Professor Finn Tarp from Denmark's Copenhagen University said the Vietnamese economy had improved and progress had been made.
"Viet Nam has the ability to face various crises. However, some people, especially those in rural areas, have not managed to respond well to the crisis or increase their incomes," Tarp said.
He added that agricultural production should be increased but its proportion in the economy should be smaller.
"Media plays an important role in rural development because we can see from the survey that a lack of information is a challenge. To make the right decision about what to do you need to know about prices and markets," he said.
Findings from the survey show that the proportion of households classified as poor by the Ministry of Labour, Invalids and Social Affairs has declined significantly over the years of the survey, suggesting that conditions have improved for the surveyed households.
"This [the number of poor households] declined from 23 per cent in 2006 to 16 per cent last year," said head of CIEM's Rural Development Policies Section Luu Duc Khai, adding that there had been a downward trend in poverty in nearly all the provinces with the exception of Dien Bien, Khanh Hoa and Long An.
He said it was clear that some provinces and groups remained more vulnerable than others. Large discrepancies in education by gender and poverty status had been noted while improvements in living conditions in terms of access to safe water and energy usage had been observed.
"The impact of migration on rural communities and on migrants should also be researched," he said.
The survey also show that the surveyed households experienced a significant increase in average annual income levels between 2008 and 2010.
"Agriculture remained the most important source of employment and income but poor households diversified their income sources to a greater extent than wealthier households, preventing them from enjoying gains from specialisation, " he said.
The average annual household income last year was VND80.9 million (US$3,950) while in 2008 the number was VND52.7 million ($2,570). About 28 per cent of the surveyed households operated a non-farm household enterprise which were mostly small and required only modest amounts of start-up capital.
Household enterprises have become more common among rural households with the exception of former Ha Tay, Khanh Hoa, Lam Dong and Long An provinces.
The survey found that there was a growing trend in the proportion of rice output that was sold. The commercialisation of agriculture could be an important mechanism for rural households to break out of poverty.
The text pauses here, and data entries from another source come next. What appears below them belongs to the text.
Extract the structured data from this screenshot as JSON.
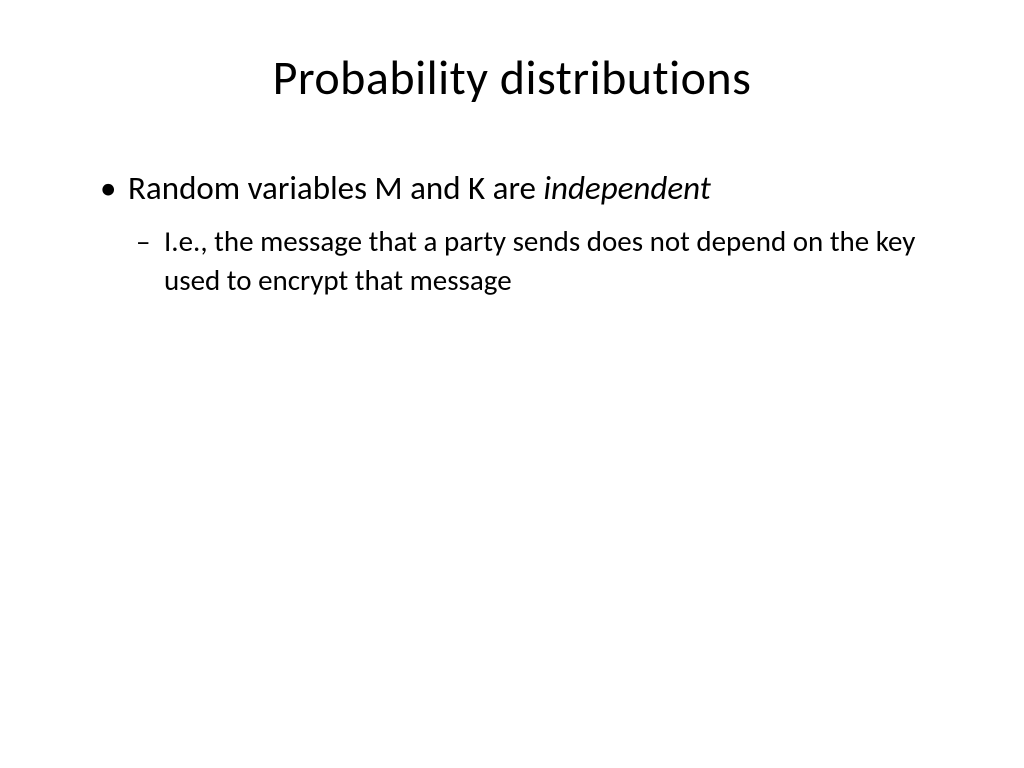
{
  "slide": {
    "title": "Probability distributions",
    "bullets": {
      "item1_prefix": "Random variables M and K are ",
      "item1_italic": "independent",
      "item1_sub": "I.e., the message that a party sends does not depend on the key used to encrypt that message"
    }
  },
  "style": {
    "background_color": "#ffffff",
    "text_color": "#000000",
    "title_fontsize": 48,
    "body_fontsize_l1": 33,
    "body_fontsize_l2": 29,
    "font_family": "Calibri"
  }
}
Khai said savings and credit had also been important mechanisms for coping with unexpected income losses
"We find that households were better able to cope in 2010 compared with 2008 but the poor remained the most vulnerable group. It was suggested that financial markets were better able to assist households in coping with shocks, in particular credit and insurance markets, but the informal sector played an important role with informal savings," he said.
Danish Ambassador to Viet Nam John Nielsen said agriculture accounted for two-thirds of the country's exports with an annual growth rate of 4 per cent.
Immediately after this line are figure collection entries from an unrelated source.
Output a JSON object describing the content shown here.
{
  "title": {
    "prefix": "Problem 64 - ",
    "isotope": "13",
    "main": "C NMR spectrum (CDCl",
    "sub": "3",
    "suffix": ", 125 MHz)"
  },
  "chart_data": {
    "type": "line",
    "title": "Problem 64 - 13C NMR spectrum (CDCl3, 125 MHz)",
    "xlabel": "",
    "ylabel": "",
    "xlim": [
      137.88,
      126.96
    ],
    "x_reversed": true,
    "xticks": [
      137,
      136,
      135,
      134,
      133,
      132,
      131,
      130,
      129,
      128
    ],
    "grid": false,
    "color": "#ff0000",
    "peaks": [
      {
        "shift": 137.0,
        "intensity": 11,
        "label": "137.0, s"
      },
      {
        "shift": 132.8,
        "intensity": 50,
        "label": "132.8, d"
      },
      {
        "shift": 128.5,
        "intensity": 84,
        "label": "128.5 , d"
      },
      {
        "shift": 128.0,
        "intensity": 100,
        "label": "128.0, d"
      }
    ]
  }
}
However, he said the poverty rate in rural areas was high. The survey was expected to provide data for policymakers to develop measures for rural people to improve their lives.
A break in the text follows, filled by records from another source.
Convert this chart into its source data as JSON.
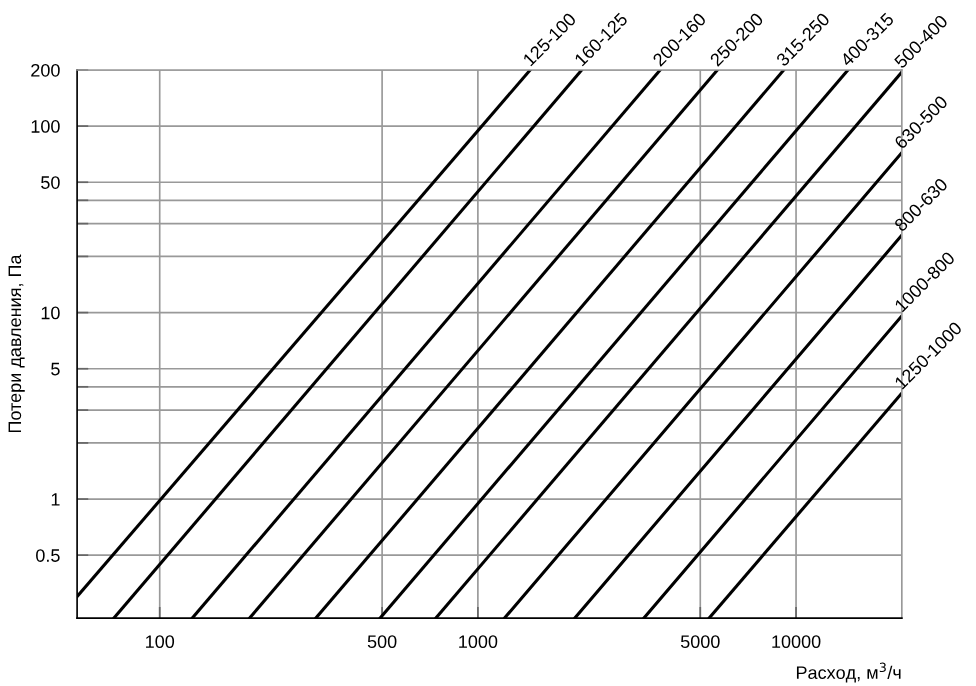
{
  "chart_data": {
    "type": "line",
    "xlabel": "Расход, м$^{3}$/ч",
    "ylabel": "Потери давления, Па",
    "log": "xy",
    "xlim": [
      55,
      21500
    ],
    "ylim": [
      0.23,
      200
    ],
    "xticks": [
      100,
      500,
      1000,
      5000,
      10000
    ],
    "yticks": [
      0.5,
      1,
      {
        "value": 2,
        "label": null
      },
      {
        "value": 3,
        "label": null
      },
      {
        "value": 4,
        "label": null
      },
      5,
      10,
      {
        "value": 20,
        "label": null
      },
      {
        "value": 30,
        "label": null
      },
      {
        "value": 40,
        "label": null
      },
      50,
      100,
      200
    ],
    "grid": true,
    "legend": false,
    "marker": "none",
    "line_style": "solid",
    "series": [
      {
        "name": "125-100",
        "color": "#000000",
        "x": [
          55,
          1460
        ],
        "values": [
          0.3,
          200
        ]
      },
      {
        "name": "160-125",
        "color": "#000000",
        "x": [
          71.8,
          2120
        ],
        "values": [
          0.23,
          200
        ]
      },
      {
        "name": "200-160",
        "color": "#000000",
        "x": [
          126.6,
          3740
        ],
        "values": [
          0.23,
          200
        ]
      },
      {
        "name": "250-200",
        "color": "#000000",
        "x": [
          191.7,
          5660
        ],
        "values": [
          0.23,
          200
        ]
      },
      {
        "name": "315-250",
        "color": "#000000",
        "x": [
          309.6,
          9150
        ],
        "values": [
          0.23,
          200
        ]
      },
      {
        "name": "400-315",
        "color": "#000000",
        "x": [
          493,
          14560
        ],
        "values": [
          0.23,
          200
        ]
      },
      {
        "name": "500-400",
        "color": "#000000",
        "x": [
          738,
          21500
        ],
        "values": [
          0.23,
          195
        ]
      },
      {
        "name": "630-500",
        "color": "#000000",
        "x": [
          1213,
          21500
        ],
        "values": [
          0.23,
          72
        ]
      },
      {
        "name": "800-630",
        "color": "#000000",
        "x": [
          2017,
          21500
        ],
        "values": [
          0.23,
          26
        ]
      },
      {
        "name": "1000-800",
        "color": "#000000",
        "x": [
          3326,
          21500
        ],
        "values": [
          0.23,
          9.6
        ]
      },
      {
        "name": "1250-1000",
        "color": "#000000",
        "x": [
          5333,
          21500
        ],
        "values": [
          0.23,
          3.7
        ]
      }
    ]
  }
}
Hong said the Government should develop policies to support farming households in establishing large-scale enterprises as well as services to gather them into bigger productions.
"The best way to make the improvements is to accelerate production infrastructure to help farmers benefit from commercialisation in relation to supply and demand," said director of the Institute of Policy and Strategy for Agriculture and Rural Development's (IPSARD) Agriculture Policies Advisory Centre Nguyen Do Anh Tuan.
The survey, which was first conducted in 2002, builds on the three previous surveys and provides an insightful overview of the surveyed households over a long period.
This report was based on interviews with more than 3,000 households in 12 provinces by CIEM, IPSARD, the Institute of Labour Sciences and Social Affairs and the Development Economics Group of the University of Copenhagen together with DANIDA.